I have never fancied myself as the "motherly" type. In fact, as a teenager, I insisted that I was going to to be a powerful New York City attorney and never have children. I didn't have the patience to babysit, and felt like kids in general were just not particularly fond of me. I did work full time in a day care for a few months after college, and enjoyed the experience, but let's just say that I'm not a "natural" the way some women feel they are. But that was the old me and maybe it's time to give myself more credit. At some point, I will settle into this new stage of life. I can already feel the contentment creeping in (though I am still afraid to accept it in case something goes wrong - infertility really messes with your head) and believe without a doubt that Justin and I are going to rock the whole parenthood thing.  :)

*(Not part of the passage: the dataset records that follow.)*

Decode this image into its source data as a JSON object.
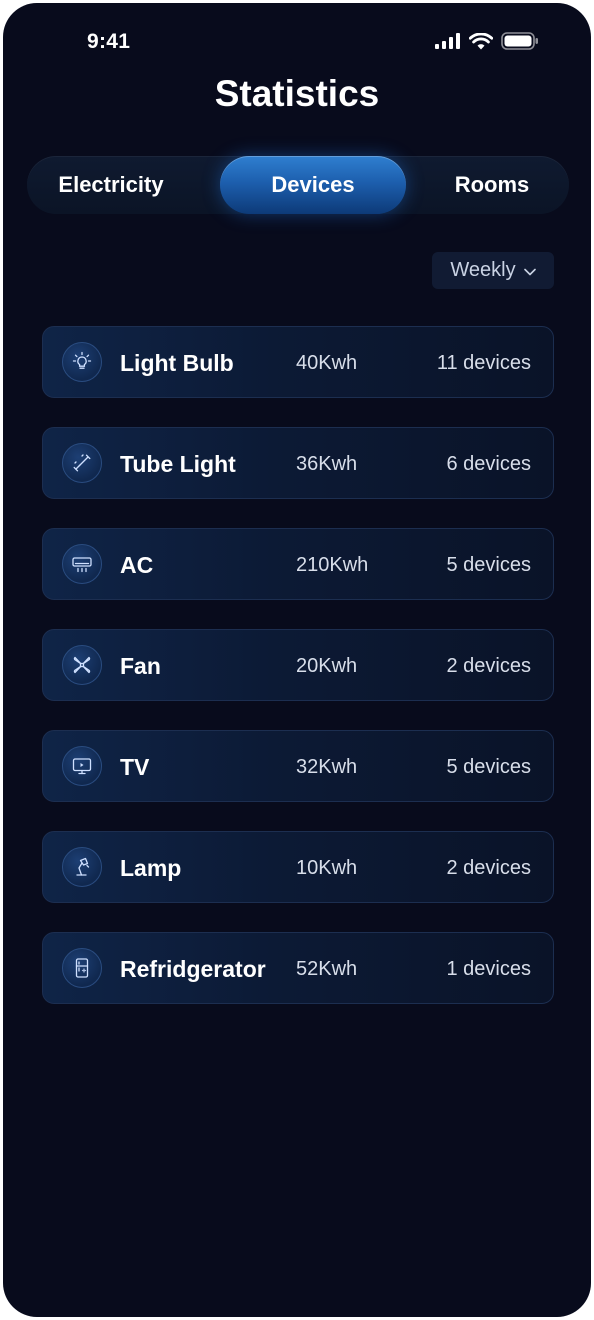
{
  "status_bar": {
    "time": "9:41",
    "icons": [
      "signal-icon",
      "wifi-icon",
      "battery-icon"
    ]
  },
  "header": {
    "title": "Statistics"
  },
  "tabs": [
    {
      "label": "Electricity",
      "active": false
    },
    {
      "label": "Devices",
      "active": true
    },
    {
      "label": "Rooms",
      "active": false
    }
  ],
  "period_filter": {
    "selected": "Weekly",
    "icon": "chevron-down-icon"
  },
  "devices": [
    {
      "name": "Light Bulb",
      "energy": "40Kwh",
      "count": "11 devices",
      "icon": "light-bulb-icon"
    },
    {
      "name": "Tube Light",
      "energy": "36Kwh",
      "count": "6 devices",
      "icon": "tube-light-icon"
    },
    {
      "name": "AC",
      "energy": "210Kwh",
      "count": "5 devices",
      "icon": "ac-icon"
    },
    {
      "name": "Fan",
      "energy": "20Kwh",
      "count": "2 devices",
      "icon": "fan-icon"
    },
    {
      "name": "TV",
      "energy": "32Kwh",
      "count": "5 devices",
      "icon": "tv-icon"
    },
    {
      "name": "Lamp",
      "energy": "10Kwh",
      "count": "2 devices",
      "icon": "lamp-icon"
    },
    {
      "name": "Refridgerator",
      "energy": "52Kwh",
      "count": "1 devices",
      "icon": "refrigerator-icon"
    }
  ],
  "colors": {
    "background": "#080b1c",
    "accent": "#1d5fae",
    "card": "#0f2447",
    "text": "#ffffff"
  }
}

I am praying to Jesus and Shiva and Buddha and Allah and L. Ron Hubbard and all those other deities that everything goes well tomorrow. Maybe then I can stop waiting for the other shoe to drop.

And heeeeerrre's baby!


  1. Kelly, I was once told that us IVFers were "bleeders" - that our pregnancies had more bleeding than usual. I bled from 10 weeks until 20 weeks with Kate due to a subchorionic hematoma. She is great and perfectly healthy. I had already seen three ultrasounds of her at my clinic, so I knew how great she had looked. The ultrasound tech at Pottsville Hospital, who did my u/s after my first episode of bleeding, was complaining about not being able to see the baby well or find the heartbeat! I wanted to scream - it's not the baby, it's you and your crappy equipment that's the problem!!!! Anyway, I'm so happy for you and your hubby!!!!! Congratulations!

  2. These are the kinds of things that would have been helpful to know *before* I had this problem and totally freaked out! :) Thank you for sharing!